Introduction
sciCSR
is a R package designed to analyse class-switch recombination (CSR) in B cell single-cell RNA sequencing (scRNA-seq) data. CSR is a major process in B cell maturation whereby B cell changes the constant region (“isotype”) of their B cell receptor (BCR) in order to adapt their function to different tissue and biological contexts. Along with somatic hypermutation (SHM) where mutations are accumulated in the variable regions of BCR, CSR is a hallmark of the transitions of B cells from a naive state to acquire memory against antigens. In sciCSR we provides routines to extract information on CSR and SHM from scRNA-seq data and, if available, scBCR-seq (i.e. single-cell BCR repertoire profiling) data.
In theory CSR and SHM information can be used as alternatives to the popular RNA velocity method to infer transitions between B cells. sciCSR takes forward the extracted CSR/SHM information and inputs them to the CellRank method to infer transitions between B cells; this can be used directly to analyse patterns of B cell maturation in the data, by considering evidence from CSR and SHM, both of which are native to B cell biology, addressing the limitations of RNA velocity in analysing scRNA-seq datasets of mature cell types such as B cells found in circulation or in secondary lymphoid organs.
Installation
Note: the installation and use of the sciCSR package has been tested in Linux, MacOS and Windows machines. That said, there may still be uncatched issues in installation and/or usage - please log an issue in the github and we will look into them.
# install dependencies and sciCSR itself (requires 'devtools')
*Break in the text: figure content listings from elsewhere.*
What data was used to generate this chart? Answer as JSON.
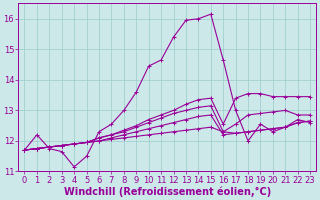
{
  "background_color": "#cce8e8",
  "grid_color": "#99cccc",
  "line_color": "#990099",
  "marker": "+",
  "xlabel": "Windchill (Refroidissement éolien,°C)",
  "xlabel_fontsize": 7,
  "tick_fontsize": 6,
  "xlim": [
    -0.5,
    23.5
  ],
  "ylim": [
    11.0,
    16.5
  ],
  "yticks": [
    11,
    12,
    13,
    14,
    15,
    16
  ],
  "xticks": [
    0,
    1,
    2,
    3,
    4,
    5,
    6,
    7,
    8,
    9,
    10,
    11,
    12,
    13,
    14,
    15,
    16,
    17,
    18,
    19,
    20,
    21,
    22,
    23
  ],
  "lines": [
    [
      11.7,
      12.2,
      11.75,
      11.65,
      11.15,
      11.5,
      12.3,
      12.55,
      13.0,
      13.6,
      14.45,
      14.65,
      15.4,
      15.95,
      16.0,
      16.15,
      14.65,
      13.0,
      12.0,
      12.55,
      12.3,
      12.45,
      12.7,
      12.6
    ],
    [
      11.7,
      11.75,
      11.8,
      11.85,
      11.9,
      11.95,
      12.0,
      12.05,
      12.1,
      12.15,
      12.2,
      12.25,
      12.3,
      12.35,
      12.4,
      12.45,
      12.3,
      12.25,
      12.3,
      12.35,
      12.4,
      12.45,
      12.6,
      12.65
    ],
    [
      11.7,
      11.75,
      11.8,
      11.85,
      11.9,
      11.95,
      12.0,
      12.1,
      12.2,
      12.3,
      12.4,
      12.5,
      12.6,
      12.7,
      12.8,
      12.85,
      12.2,
      12.25,
      12.3,
      12.35,
      12.4,
      12.45,
      12.6,
      12.65
    ],
    [
      11.7,
      11.75,
      11.8,
      11.85,
      11.9,
      11.95,
      12.1,
      12.2,
      12.3,
      12.45,
      12.6,
      12.75,
      12.9,
      13.0,
      13.1,
      13.15,
      12.3,
      12.55,
      12.85,
      12.9,
      12.95,
      13.0,
      12.85,
      12.85
    ],
    [
      11.7,
      11.75,
      11.8,
      11.85,
      11.9,
      11.95,
      12.1,
      12.2,
      12.35,
      12.5,
      12.7,
      12.85,
      13.0,
      13.2,
      13.35,
      13.4,
      12.55,
      13.4,
      13.55,
      13.55,
      13.45,
      13.45,
      13.45,
      13.45
    ]
  ]
}
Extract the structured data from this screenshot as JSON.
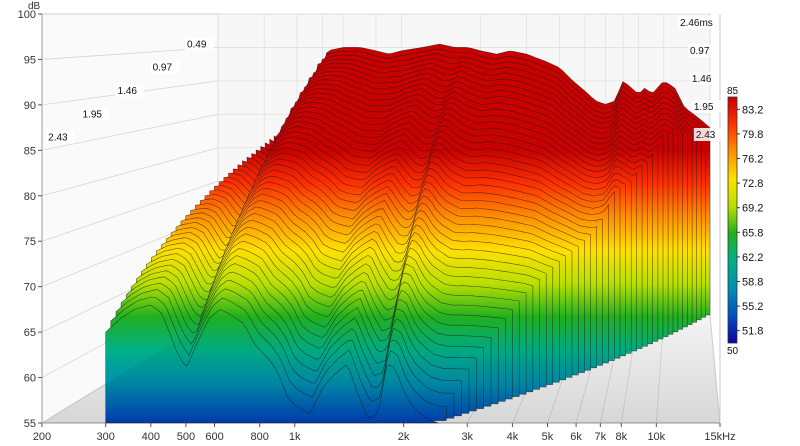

if (!require('devtools')){
install.packages('devtools')
}
devtools::install_github(
c("immunogenomics/harmony", "cellgeni/sceasy", "Fraternalilab/sciCSR")
)
The installation of the sciCSR package itself takes around 30 seconds on a modern standard Windows laptop.
sciCSR requires a few python packages to be installed (scanpy, scvelo, cellrank etc.) as its functionalities depend on these python packages. We recommend setting up a conda environment with these dependencies so that sciCSR exclusively calls packages from this environment; this will avoid problems with messing up your local installation of python (if any) if you have previously set up these packages for other uses. You don’t need to externally set this up - before the first time you run any examples/analyses with sciCSR, just run the following lines in R after finishing the sciCSR installation:
library(sciCSR)
prepare_sciCSR()
This will set up an environment named ‘scicsr’ with all the desired dependencies ready for your analysis. The code should detect any existing Anaconda/Miniconda installation and uses that to set up the environment; if not, it will install Miniconda at the R default location and set up the conda environment. This function takes around 5 minutes 30 seconds to set up all python dependencies on a modern standard Windows laptop.
Examples
Please consult the following vignettes:
- Basic sciCSR usage - Analysing CSR: This vignette analyses a subset of data from Hong et al. J Immunol 2020 analysing splenic B cells with Il23 knockout which biases B cells away from switches towards the IgG2b isotype. This is the standard sciCSR tutorial which contains all necessary code examples to run the analysis. It took 4 minutes 30 seconds to 5 minutes to run all the functions listed on this R notebook and compile the output shown in this notebook.
- Comparing cell state transitions inferred using RNA velocity, CSR and SHM: This vignette showcases the use of CSR and SHM information to infer B cell state transitions, and compares them to RNA velocity. A subset of tonsillar B cell scRNA-seq data from King et al. Sci Immunol 2021 was used as example.